MOTW - Service Carr 124

This Model of the Week is bang up to date and represents the very latest in passenger provision on the FR: the Service Carriage.



This vehicle takes the railway back to the Victorian era of the curly roof luggage vans (and their non-curly cousins) as a bogie vehicle in front-line service which doesn't carry any passengers - apart from the one's sitting down to use the loo, of course.

The concept is a carriage which combines all the functions that would normally be dotted about the train in other vehicles such as the guard's compartment, a toilet and the kitchen / buffet area.

124 goes a stage further because it also holds a generator to provide the electrical power for the carriage's equipment.

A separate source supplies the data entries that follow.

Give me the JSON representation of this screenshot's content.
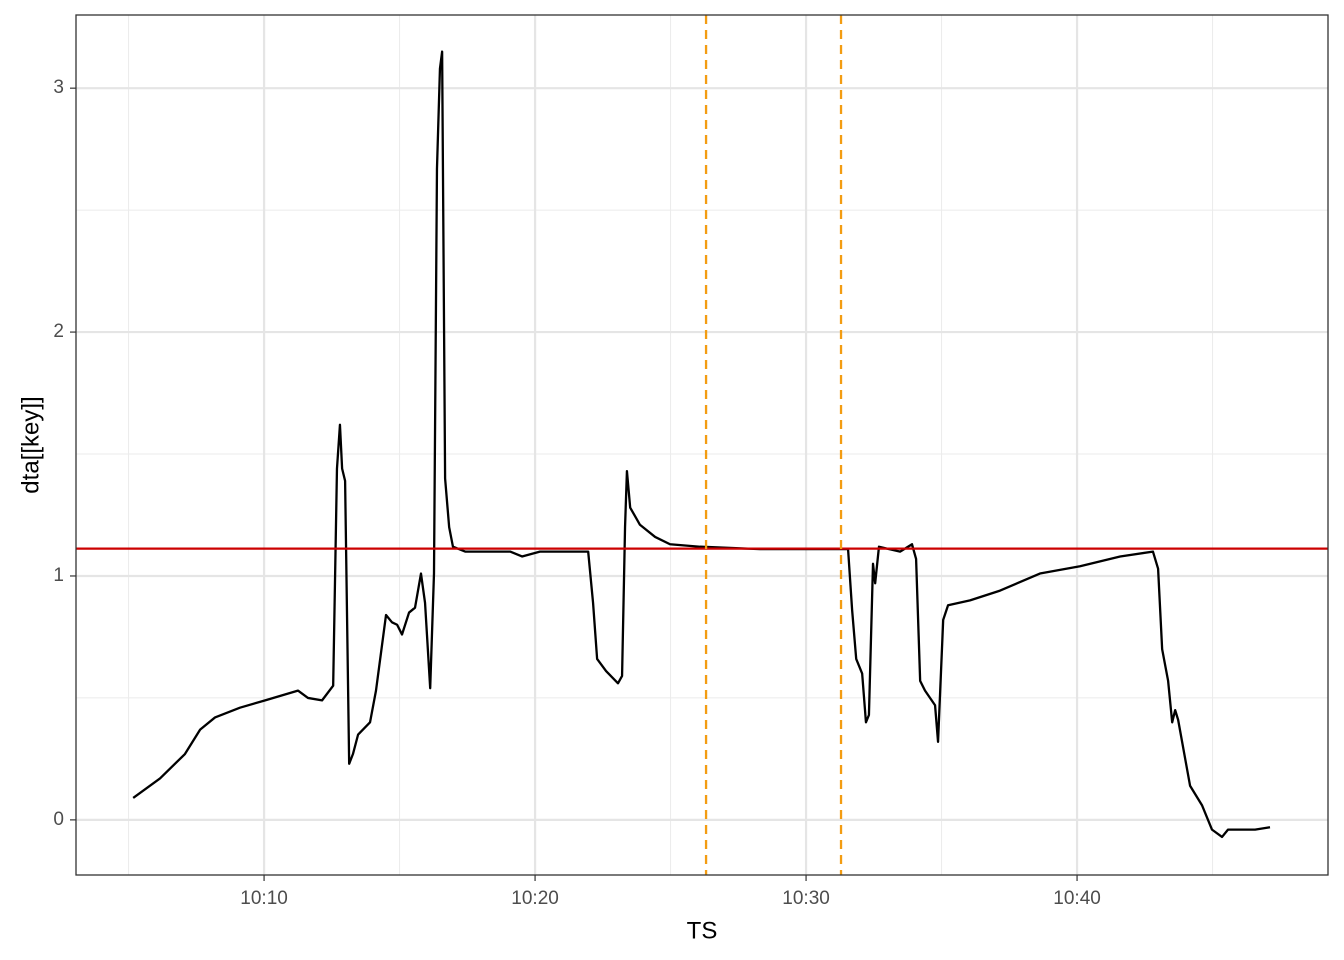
{
  "chart_data": {
    "type": "line",
    "x_label": "TS",
    "y_label": "dta[[key]]",
    "xlim": [
      603.06,
      649.26
    ],
    "ylim": [
      -0.226,
      3.3
    ],
    "xticks": [
      {
        "value": 610,
        "label": "10:10"
      },
      {
        "value": 620,
        "label": "10:20"
      },
      {
        "value": 630,
        "label": "10:30"
      },
      {
        "value": 640,
        "label": "10:40"
      }
    ],
    "yticks": [
      0,
      1,
      2,
      3
    ],
    "xminor": [
      605,
      615,
      625,
      635,
      645
    ],
    "yminor": [
      0.5,
      1.5,
      2.5
    ],
    "grid": true,
    "hline": {
      "value": 1.112,
      "color": "#cc0000"
    },
    "vlines": {
      "values": [
        626.31,
        631.29
      ],
      "color": "#f39c12"
    },
    "x": [
      605.17,
      606.16,
      607.08,
      607.64,
      608.19,
      609.11,
      610.04,
      611.25,
      611.62,
      612.14,
      612.55,
      612.69,
      612.8,
      612.88,
      612.99,
      613.14,
      613.28,
      613.47,
      613.91,
      614.13,
      614.5,
      614.72,
      614.91,
      615.09,
      615.35,
      615.57,
      615.79,
      615.94,
      616.13,
      616.27,
      616.38,
      616.49,
      616.57,
      616.68,
      616.83,
      616.97,
      617.42,
      618.34,
      619.08,
      619.52,
      620.18,
      621.96,
      622.14,
      622.29,
      622.62,
      623.06,
      623.21,
      623.32,
      623.39,
      623.51,
      623.87,
      624.43,
      624.98,
      626.09,
      628.3,
      631.18,
      631.55,
      631.7,
      631.85,
      632.07,
      632.21,
      632.32,
      632.47,
      632.55,
      632.69,
      633.47,
      633.91,
      634.06,
      634.21,
      634.39,
      634.76,
      634.87,
      635.06,
      635.24,
      636.05,
      637.16,
      638.63,
      640.11,
      641.59,
      642.8,
      642.99,
      643.14,
      643.36,
      643.51,
      643.62,
      643.73,
      644.17,
      644.61,
      644.98,
      645.35,
      645.57,
      646.57,
      647.12
    ],
    "series": [
      {
        "color": "#000000",
        "values": [
          0.09,
          0.17,
          0.27,
          0.37,
          0.42,
          0.46,
          0.49,
          0.53,
          0.5,
          0.49,
          0.55,
          1.44,
          1.62,
          1.44,
          1.39,
          0.23,
          0.27,
          0.35,
          0.4,
          0.53,
          0.84,
          0.81,
          0.8,
          0.76,
          0.85,
          0.87,
          1.01,
          0.89,
          0.54,
          1.01,
          2.67,
          3.08,
          3.15,
          1.4,
          1.2,
          1.12,
          1.1,
          1.1,
          1.1,
          1.08,
          1.1,
          1.1,
          0.89,
          0.66,
          0.61,
          0.56,
          0.59,
          1.2,
          1.43,
          1.28,
          1.21,
          1.16,
          1.13,
          1.12,
          1.11,
          1.11,
          1.11,
          0.86,
          0.66,
          0.6,
          0.4,
          0.43,
          1.05,
          0.97,
          1.12,
          1.1,
          1.13,
          1.07,
          0.57,
          0.53,
          0.47,
          0.32,
          0.82,
          0.88,
          0.9,
          0.94,
          1.01,
          1.04,
          1.08,
          1.1,
          1.03,
          0.7,
          0.57,
          0.4,
          0.45,
          0.41,
          0.14,
          0.06,
          -0.04,
          -0.07,
          -0.04,
          -0.04,
          -0.03
        ]
      }
    ]
  }
}
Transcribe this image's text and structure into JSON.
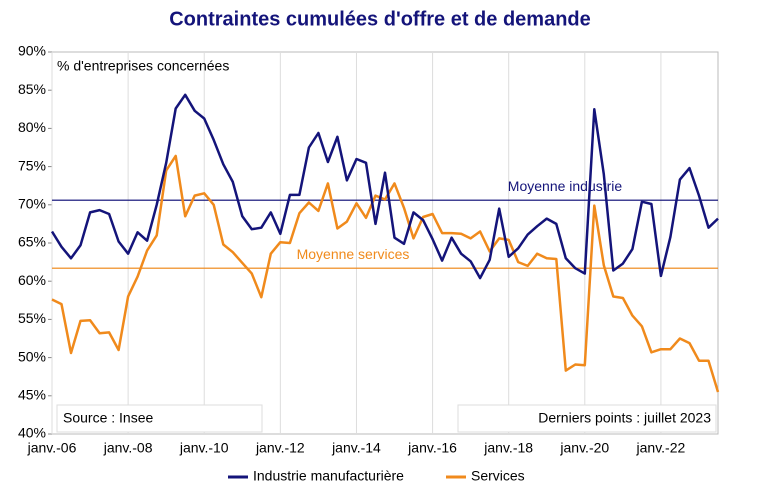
{
  "chart_data": {
    "type": "line",
    "title": "Contraintes cumulées d'offre et de demande",
    "y_label": "% d'entreprises concernées",
    "categories": [
      "janv.-06",
      null,
      null,
      null,
      null,
      null,
      null,
      null,
      "janv.-08",
      null,
      null,
      null,
      null,
      null,
      null,
      null,
      "janv.-10",
      null,
      null,
      null,
      null,
      null,
      null,
      null,
      "janv.-12",
      null,
      null,
      null,
      null,
      null,
      null,
      null,
      "janv.-14",
      null,
      null,
      null,
      null,
      null,
      null,
      null,
      "janv.-16",
      null,
      null,
      null,
      null,
      null,
      null,
      null,
      "janv.-18",
      null,
      null,
      null,
      null,
      null,
      null,
      null,
      "janv.-20",
      null,
      null,
      null,
      null,
      null,
      null,
      null,
      "janv.-22",
      null,
      null,
      null,
      null,
      null,
      null
    ],
    "series": [
      {
        "name": "Industrie manufacturière",
        "color": "#14147a",
        "values": [
          66.5,
          64.5,
          63,
          64.7,
          69,
          69.3,
          68.8,
          65.2,
          63.6,
          66.4,
          65.3,
          70,
          75.5,
          82.6,
          84.4,
          82.3,
          81.3,
          78.5,
          75.3,
          73,
          68.5,
          66.8,
          67,
          69,
          66.2,
          71.3,
          71.3,
          77.5,
          79.4,
          75.6,
          78.9,
          73.2,
          76,
          75.5,
          67.5,
          74.2,
          65.7,
          64.9,
          69,
          68,
          65.5,
          62.7,
          65.7,
          63.6,
          62.6,
          60.4,
          62.8,
          69.5,
          63.2,
          64.3,
          66.1,
          67.2,
          68.2,
          67.5,
          63,
          61.7,
          61,
          82.5,
          74,
          61.4,
          62.3,
          64.2,
          70.4,
          70.1,
          60.7,
          65.8,
          73.3,
          74.8,
          71.2,
          67,
          68.2
        ]
      },
      {
        "name": "Services",
        "color": "#f08a1c",
        "values": [
          57.6,
          57,
          50.6,
          54.8,
          54.9,
          53.2,
          53.3,
          51,
          58,
          60.6,
          64,
          66,
          74.5,
          76.4,
          68.5,
          71.2,
          71.5,
          70,
          64.8,
          63.8,
          62.4,
          61,
          57.9,
          63.6,
          65.1,
          65,
          68.9,
          70.3,
          69.2,
          72.8,
          66.9,
          67.8,
          70.2,
          68.3,
          71.2,
          70.7,
          72.8,
          69.6,
          65.6,
          68.4,
          68.8,
          66.3,
          66.3,
          66.2,
          65.6,
          66.5,
          63.9,
          65.6,
          65.4,
          62.5,
          62,
          63.6,
          63,
          62.9,
          48.3,
          49.1,
          49,
          69.9,
          62.1,
          58,
          57.8,
          55.5,
          54.1,
          50.7,
          51.1,
          51.1,
          52.5,
          51.9,
          49.6,
          49.6,
          45.5
        ]
      }
    ],
    "reference_lines": [
      {
        "label": "Moyenne industrie",
        "value": 70.6,
        "color": "#14147a"
      },
      {
        "label": "Moyenne services",
        "value": 61.7,
        "color": "#f08a1c"
      }
    ],
    "source": "Source : Insee",
    "note": "Derniers points : juillet 2023",
    "ylim": [
      40,
      90
    ],
    "yticks": [
      {
        "value": 40,
        "label": "40%"
      },
      {
        "value": 45,
        "label": "45%"
      },
      {
        "value": 50,
        "label": "50%"
      },
      {
        "value": 55,
        "label": "55%"
      },
      {
        "value": 60,
        "label": "60%"
      },
      {
        "value": 65,
        "label": "65%"
      },
      {
        "value": 70,
        "label": "70%"
      },
      {
        "value": 75,
        "label": "75%"
      },
      {
        "value": 80,
        "label": "80%"
      },
      {
        "value": 85,
        "label": "85%"
      },
      {
        "value": 90,
        "label": "90%"
      }
    ],
    "grid": "x",
    "legend": "bottom"
  }
}
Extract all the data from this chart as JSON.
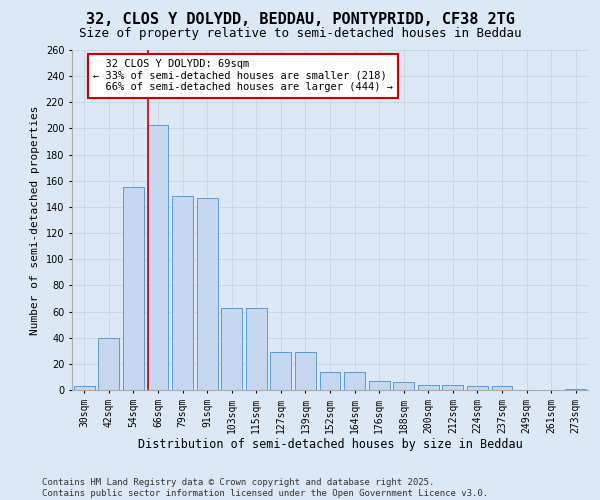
{
  "title": "32, CLOS Y DOLYDD, BEDDAU, PONTYPRIDD, CF38 2TG",
  "subtitle": "Size of property relative to semi-detached houses in Beddau",
  "xlabel": "Distribution of semi-detached houses by size in Beddau",
  "ylabel": "Number of semi-detached properties",
  "categories": [
    "30sqm",
    "42sqm",
    "54sqm",
    "66sqm",
    "79sqm",
    "91sqm",
    "103sqm",
    "115sqm",
    "127sqm",
    "139sqm",
    "152sqm",
    "164sqm",
    "176sqm",
    "188sqm",
    "200sqm",
    "212sqm",
    "224sqm",
    "237sqm",
    "249sqm",
    "261sqm",
    "273sqm"
  ],
  "values": [
    3,
    40,
    155,
    203,
    148,
    147,
    63,
    63,
    29,
    29,
    14,
    14,
    7,
    6,
    4,
    4,
    3,
    3,
    0,
    0,
    1
  ],
  "bar_color": "#c5d8f0",
  "bar_edge_color": "#5a9ad4",
  "property_label": "32 CLOS Y DOLYDD: 69sqm",
  "smaller_pct": "33%",
  "smaller_count": 218,
  "larger_pct": "66%",
  "larger_count": 444,
  "annotation_box_color": "#ffffff",
  "annotation_box_edge": "#cc0000",
  "vline_color": "#cc0000",
  "grid_color": "#c8d8e8",
  "background_color": "#dce8f5",
  "plot_background": "#dce8f5",
  "footer": "Contains HM Land Registry data © Crown copyright and database right 2025.\nContains public sector information licensed under the Open Government Licence v3.0.",
  "ylim": [
    0,
    260
  ],
  "yticks": [
    0,
    20,
    40,
    60,
    80,
    100,
    120,
    140,
    160,
    180,
    200,
    220,
    240,
    260
  ],
  "title_fontsize": 11,
  "subtitle_fontsize": 9,
  "axis_fontsize": 8,
  "tick_fontsize": 7,
  "footer_fontsize": 6.5,
  "ann_fontsize": 7.5,
  "vline_x_index": 3
}
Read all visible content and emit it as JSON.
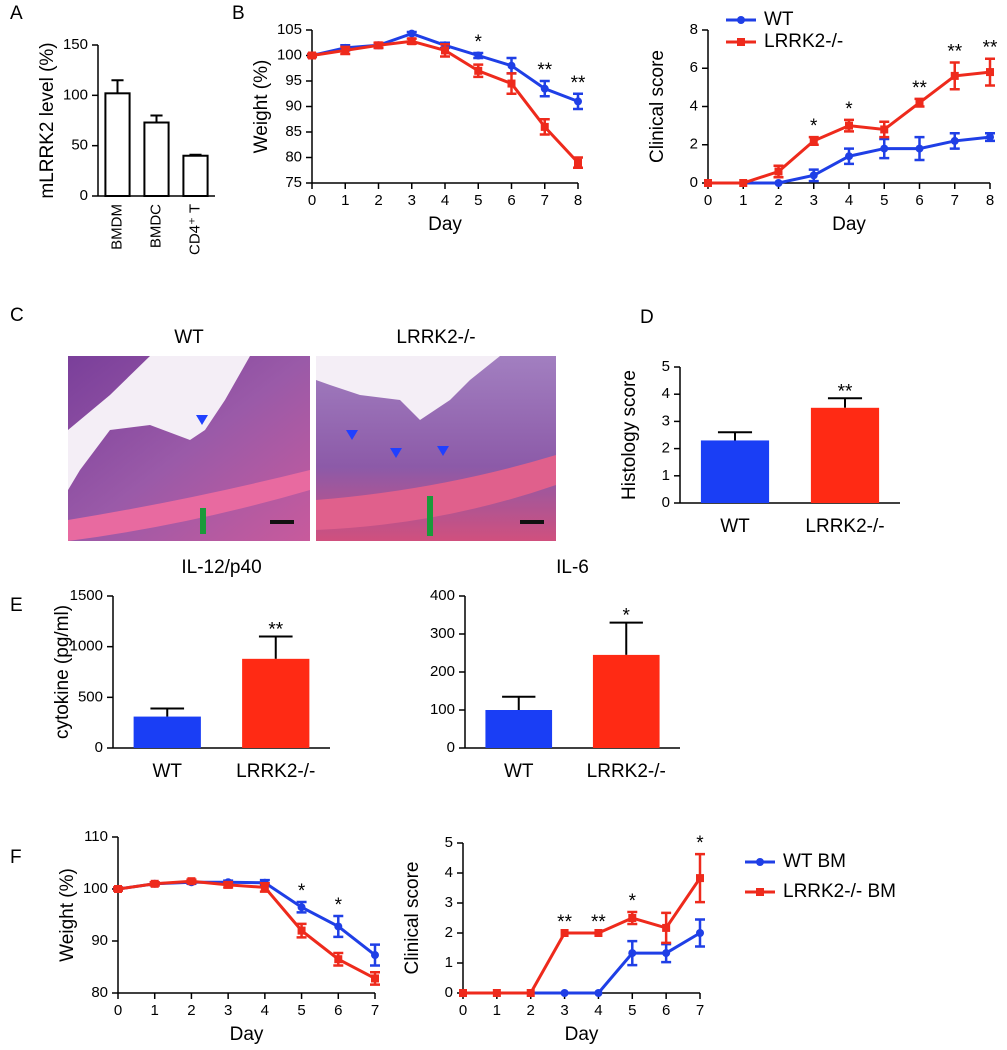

124 is not an entirely new carriage. The bodyshell - which is rather ugly, if we're being honest about it - is brand spanking new but it has been plonked on a third hand underframe which was once upon a time a carriage on the Isle of Man Railway, then ran around as 1981-built 'tin carr' 121, before that was scrapped and re-born as 124.

It most respects this model of 124 was a fairly standard 'Barn' build with the exception of the glazing.

To give the crew some privacy some of the windows on the real carriage are covered in a reflective film, the kind that allows you to see out from inside but which looks like a mirror on the outside.

How, we wondered, were we going to recreate this in model form? The answer, in fact, was to do exactly the same as on the prototype. We were kindly given an off cut of the self-adhesive film used on the windows of 124 which was applied to the back of the styrene glazing, and it works a treat!